Uma forte explosão, na zona de queima de resíduos da fábrica de explosivos Moura Silva e Filhos, em Fontarcada, Póvoa de Lanhoso, ontem, a poucos minutos do meio-dia, causou a morte a dois trabalhadores.
Alice Maria Vieira Oliveira, de 47 anos, e Adelino António Rodrigues, de 55, procediam, como habitualmente, à queima de resíduos, quando algum elemento que não devia integrar o lote dos resíduos provocou a detonação da matéria a queimar.
"Ou foi um resto de pólvora ou um fulminante que passou despercebido", disse ao CM fonte ligada à investigação deste acidente, inclinando-se mais para a possibilidade da "existência de poeira de pólvora nalguma das embalagens".
Os resíduos que os funcionários queimam são, por norma, embalagens de transporte de explosivos para zonas de rebentamento de pedra e restos de gemolite ou outros materiais usados no fabrico de explosivos. A destruição é realizada num local criado para o efeito.
Para Carlos Macedo, presidente da Associação Portuguesa dos Industriais de Pirotecnia e Explosivos (APIPE), tratou-se de "um acidente, cujas causas só a investigação pericial pode apurar".
"Estamos perante a maior fábrica de explosivos do País, uma unidade com dimensão internacional, que cumpre todas as regras de segurança e possui todos os certificados de qualidade", disse Carlos Macedo, admitindo que se tenha tratado de "um erro humano".
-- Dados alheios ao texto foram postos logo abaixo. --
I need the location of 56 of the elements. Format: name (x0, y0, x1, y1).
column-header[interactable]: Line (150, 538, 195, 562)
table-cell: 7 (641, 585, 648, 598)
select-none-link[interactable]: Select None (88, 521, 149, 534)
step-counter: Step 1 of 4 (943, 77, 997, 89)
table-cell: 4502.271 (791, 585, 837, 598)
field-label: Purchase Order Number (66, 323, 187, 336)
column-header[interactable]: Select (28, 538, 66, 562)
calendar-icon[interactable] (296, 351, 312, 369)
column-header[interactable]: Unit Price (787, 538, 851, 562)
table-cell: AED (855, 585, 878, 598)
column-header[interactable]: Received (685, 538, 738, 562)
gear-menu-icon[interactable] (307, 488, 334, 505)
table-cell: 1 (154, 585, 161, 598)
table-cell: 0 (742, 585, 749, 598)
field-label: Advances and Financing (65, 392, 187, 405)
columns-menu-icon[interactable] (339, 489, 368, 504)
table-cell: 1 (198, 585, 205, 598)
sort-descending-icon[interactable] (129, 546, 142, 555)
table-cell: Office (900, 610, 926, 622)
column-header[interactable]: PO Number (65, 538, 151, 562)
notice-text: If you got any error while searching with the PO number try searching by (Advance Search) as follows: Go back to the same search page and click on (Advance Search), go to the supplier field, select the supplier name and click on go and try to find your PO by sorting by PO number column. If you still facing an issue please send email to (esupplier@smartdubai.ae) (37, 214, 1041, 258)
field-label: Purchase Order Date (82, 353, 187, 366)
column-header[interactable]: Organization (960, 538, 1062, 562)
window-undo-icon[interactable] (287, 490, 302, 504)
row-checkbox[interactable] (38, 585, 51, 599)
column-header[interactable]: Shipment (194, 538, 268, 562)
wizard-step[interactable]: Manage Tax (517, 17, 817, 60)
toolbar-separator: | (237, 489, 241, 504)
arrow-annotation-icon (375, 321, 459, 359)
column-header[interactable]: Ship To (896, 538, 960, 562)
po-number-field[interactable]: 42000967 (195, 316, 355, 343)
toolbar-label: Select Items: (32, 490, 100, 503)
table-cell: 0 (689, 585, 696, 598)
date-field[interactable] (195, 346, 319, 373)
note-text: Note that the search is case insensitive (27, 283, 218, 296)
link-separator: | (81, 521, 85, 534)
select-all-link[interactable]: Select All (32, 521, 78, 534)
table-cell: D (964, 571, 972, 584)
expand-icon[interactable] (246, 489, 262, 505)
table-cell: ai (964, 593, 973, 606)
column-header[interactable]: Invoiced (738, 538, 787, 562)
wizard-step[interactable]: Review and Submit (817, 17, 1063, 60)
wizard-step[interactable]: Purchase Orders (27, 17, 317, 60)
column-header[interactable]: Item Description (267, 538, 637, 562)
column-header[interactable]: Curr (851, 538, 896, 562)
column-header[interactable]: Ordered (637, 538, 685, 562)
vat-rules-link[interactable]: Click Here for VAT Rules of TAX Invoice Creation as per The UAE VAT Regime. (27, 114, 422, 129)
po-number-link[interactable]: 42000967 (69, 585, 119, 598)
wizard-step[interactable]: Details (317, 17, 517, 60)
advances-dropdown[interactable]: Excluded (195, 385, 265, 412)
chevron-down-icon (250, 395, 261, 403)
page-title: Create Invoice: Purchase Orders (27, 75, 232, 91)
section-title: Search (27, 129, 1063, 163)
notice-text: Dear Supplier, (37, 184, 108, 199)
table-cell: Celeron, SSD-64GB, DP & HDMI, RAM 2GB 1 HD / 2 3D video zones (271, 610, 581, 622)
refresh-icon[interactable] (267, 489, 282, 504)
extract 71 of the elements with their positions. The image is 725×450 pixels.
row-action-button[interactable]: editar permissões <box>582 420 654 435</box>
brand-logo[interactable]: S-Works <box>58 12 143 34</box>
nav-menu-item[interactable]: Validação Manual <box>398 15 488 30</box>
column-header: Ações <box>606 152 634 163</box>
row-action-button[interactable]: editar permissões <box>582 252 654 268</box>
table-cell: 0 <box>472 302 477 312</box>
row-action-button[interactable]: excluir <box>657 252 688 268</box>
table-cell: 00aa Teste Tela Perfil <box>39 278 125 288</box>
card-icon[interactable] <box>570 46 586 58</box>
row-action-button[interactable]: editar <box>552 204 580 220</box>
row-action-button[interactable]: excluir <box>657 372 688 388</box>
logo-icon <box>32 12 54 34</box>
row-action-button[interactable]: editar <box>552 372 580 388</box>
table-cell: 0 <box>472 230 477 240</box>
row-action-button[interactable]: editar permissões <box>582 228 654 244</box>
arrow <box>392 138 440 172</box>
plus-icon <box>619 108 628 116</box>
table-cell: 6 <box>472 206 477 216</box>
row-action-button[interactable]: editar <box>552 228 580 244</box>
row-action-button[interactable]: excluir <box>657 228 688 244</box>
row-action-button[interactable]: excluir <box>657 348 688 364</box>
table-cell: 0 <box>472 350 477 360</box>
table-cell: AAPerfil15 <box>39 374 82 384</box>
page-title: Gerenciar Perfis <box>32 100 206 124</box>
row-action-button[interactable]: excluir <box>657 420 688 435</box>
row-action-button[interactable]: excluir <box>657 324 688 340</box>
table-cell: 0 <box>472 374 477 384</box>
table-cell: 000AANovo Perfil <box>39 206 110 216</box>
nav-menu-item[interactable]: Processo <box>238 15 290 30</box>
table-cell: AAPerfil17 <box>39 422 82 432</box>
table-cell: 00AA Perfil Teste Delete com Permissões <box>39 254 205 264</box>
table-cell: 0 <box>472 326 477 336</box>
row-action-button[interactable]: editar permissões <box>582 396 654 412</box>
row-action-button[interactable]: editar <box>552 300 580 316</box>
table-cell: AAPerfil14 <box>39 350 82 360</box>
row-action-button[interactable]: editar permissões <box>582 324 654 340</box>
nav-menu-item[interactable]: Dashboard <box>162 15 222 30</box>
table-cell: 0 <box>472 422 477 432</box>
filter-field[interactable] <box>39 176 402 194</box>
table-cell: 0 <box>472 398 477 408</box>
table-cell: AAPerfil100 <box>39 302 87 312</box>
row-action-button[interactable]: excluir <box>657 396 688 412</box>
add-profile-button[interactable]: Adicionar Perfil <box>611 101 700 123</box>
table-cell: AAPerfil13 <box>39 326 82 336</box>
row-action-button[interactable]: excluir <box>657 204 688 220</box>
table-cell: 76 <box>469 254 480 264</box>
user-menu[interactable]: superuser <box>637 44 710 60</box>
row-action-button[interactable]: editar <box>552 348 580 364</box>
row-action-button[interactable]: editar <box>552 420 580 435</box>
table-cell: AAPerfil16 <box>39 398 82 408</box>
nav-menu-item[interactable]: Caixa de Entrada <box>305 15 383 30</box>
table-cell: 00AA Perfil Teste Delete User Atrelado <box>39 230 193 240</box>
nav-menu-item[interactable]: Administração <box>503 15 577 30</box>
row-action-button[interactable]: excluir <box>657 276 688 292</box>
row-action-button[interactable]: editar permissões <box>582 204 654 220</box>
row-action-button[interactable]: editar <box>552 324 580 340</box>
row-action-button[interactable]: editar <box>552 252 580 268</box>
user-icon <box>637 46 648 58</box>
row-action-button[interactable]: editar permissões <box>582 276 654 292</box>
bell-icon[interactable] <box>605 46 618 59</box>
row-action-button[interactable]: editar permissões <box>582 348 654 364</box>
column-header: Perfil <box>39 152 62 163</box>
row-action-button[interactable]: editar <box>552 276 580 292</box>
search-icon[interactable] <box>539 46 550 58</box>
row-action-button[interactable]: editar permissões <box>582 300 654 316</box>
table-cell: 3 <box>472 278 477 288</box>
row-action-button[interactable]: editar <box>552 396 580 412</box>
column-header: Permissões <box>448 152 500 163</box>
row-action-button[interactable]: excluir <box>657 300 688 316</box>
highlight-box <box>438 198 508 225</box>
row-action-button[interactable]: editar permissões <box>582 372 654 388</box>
Alice Maria, residente em Oliveira, casada e mãe de três filhos, trabalhava na Moura Silva e Filhos há mais de 20 anos. Adelino Rodrigues, casado, dois filhos, residia em Moinhos Novos e, após uma vida de emigrante na Suíça, tinha entrado para a fábrica há menos de seis meses. Atendendo ao grau de destruição, os corpos só foram levantados cinco horas após a explosão.
Esta foi a segunda explosão naquela fábrica. Em Janeiro de 2002 um incidente semelhante provocou apenas danos materiais.
SAIBA MAIS
MAIOR FÁBRICA DO PAÍS
A Moura Silva e Filhos é a maior fábrica de explosivos de Portugal. Funciona como tal desde 1996, depois de deixar a pirotecnia.
50
é o número de funcionários da fábrica de Póvoa de Lanhoso, mas a empresa tem outra unidade em Moçambique.
333
quilos de material pirotécnico ou 20 quilos de explosivos obrigam a escolta de segurança.
"MEU DEUS, QUE DESGRAÇA, LÁ FOI O MEU MARIDO"
Ainda não tinha passado uma hora do fatídico rebentamento, que acabara com a vida de duas pessoas, e já Maria Vieira, esposa de Adelino Rodrigues gritava, banhada em lágrimas: "Meu Deus, que desgraça, lá foi o meu marido."
Consolada por familiares e amigos, andava, para a frente e para trás, como que à procura de alguém que lhe dissesse que não tinha havido tragédia. Pouco depois chegou aos portões da fábrica, amparado pela filha, António Oliveira, marido de Alice. Andava com o tractor nos campos quando recebeu a notícia.
O choque embargara-lhe a voz e apenas conseguia chorar. Os psicólogos do INEM prestaram ali algum apoio às famílias, mas a dor não diminuiu. Os apelos para irem para casa também não resultavam porque as pessoas queriam saber de que forma os entes queridos tinham morrido.
INVESTIGAÇÃO VAI DEMORAR VÁRIOS MESES
Apesar da área dos explosivos ser da competência da PSP, a existência de duas vítimas mortais obrigou, neste caso, à intervenção da Polícia Judiciária de Braga. Como a PJ concluiu tratar-se de um acidente, a investigação pericial será feita pela GNR, que ontem esteve no local, e pela Brigada de Armas e Explosivos da PSP. Os relatórios, tanto da GNR como da PSP vão ser analisados pelo Ministério Público da Póvoa de Lanhoso, que, por se tratar de um acidente mortal, com inerentes processos de indemnização, deve determinar um inquérito que apure as causas da explosão e que deve demorar vários meses.